Échantillons typiques analysés dans l'étude. Côté gauche :Incubation de bactéries avec du propane. Côté droit :Échantillon de gaz naturel. Crédit :N. Escanlar/ELSI
Les chercheurs ont donné du propane à des micro-organismes en laboratoire pour mesurer 12 C/ 13 La signature C a produit ces organismes, et mesuré les changements non biologiques qui se sont produits lorsque le propane est décomposé à des températures élevées, un processus connu sous le nom de "craquage". Ils ont ensuite utilisé ces mesures de base pour interpréter des échantillons de gaz naturel provenant des États-Unis, Canada et Australie, leur permettant de détecter la présence de micro-organismes en utilisant le propane comme "nourriture" dans les réservoirs de gaz naturel, et quantifier la quantité d'hydrocarbures ingérée par les micro-organismes. « Quand j'ai commencé à analyser des échantillons des expériences de simulation bactérienne, ils correspondent parfaitement à ce que nous avons observé sur le terrain, suggérant la présence de bactéries dégradant le propane dans les réservoirs de gaz naturel, " a noté Gilbert. Ainsi, cette étude a révélé la présence de micro-organismes qui auraient été difficiles à détecter par les méthodes conventionnelles, et ouvre une nouvelle fenêtre pour comprendre le cycle global des hydrocarbures.
"J'étais particulièrement intéressé par le décryptage des processus biologiques et non biologiques liés aux molécules organiques. Cette question a des implications pour l'origine de la vie, pour la détection de la vie dans l'Univers, mais aussi pour notre compréhension de la biosphère et de son évolution sur Terre, " dit Gilbert.
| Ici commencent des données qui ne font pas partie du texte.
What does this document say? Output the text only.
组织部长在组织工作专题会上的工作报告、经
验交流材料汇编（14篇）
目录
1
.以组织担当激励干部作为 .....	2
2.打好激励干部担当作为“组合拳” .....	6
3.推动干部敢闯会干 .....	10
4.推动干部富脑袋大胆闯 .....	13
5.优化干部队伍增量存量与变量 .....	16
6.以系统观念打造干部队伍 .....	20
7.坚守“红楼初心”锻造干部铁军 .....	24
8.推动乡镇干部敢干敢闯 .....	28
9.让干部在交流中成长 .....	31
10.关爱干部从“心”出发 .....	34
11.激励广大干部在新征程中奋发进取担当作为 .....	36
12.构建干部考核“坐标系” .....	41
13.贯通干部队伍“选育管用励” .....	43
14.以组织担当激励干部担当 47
Cette étude a également des implications importantes avec le changement climatique mondial, car le propane et les autres hydrocarbures sont des gaz à effet de serre et des polluants. Bien que l'équipe n'ait pas tenté de quantifier la quantité d'hydrocarbures « consommée » par les micro-organismes à l'échelle mondiale, ils pensent que leur approche permettra une telle quantification dans un avenir proche, et suggèrent que cela profitera aux modèles visant à quantifier le cycle mondial des hydrocarbures.
Analyse des espèces d'isotopes moléculaires du propane d'échantillons de gaz naturel. Les flèches indiquent les données d'expériences de simulation :culture de bactéries dégradant le propane (rouge) et « craquage » (bleu clair). Les symboles rouges indiquent les échantillons qui ont été dégradés par des bactéries. Crédit :Alexis Gilbert, Technologie de Tokyo
Finalement, Gilbert ajoute, à l'avenir, ce type d'approche pourrait être utile pour la détection de la vie sur des corps extraterrestres tels que d'autres planètes ou lunes de notre système solaire. Bien que leur machine actuelle soit trop grande pour être envoyée dans l'espace, leurs techniques pourraient être appliquées à des échantillons ramenés sur Terre, ou leur instrument pourrait être miniaturisé.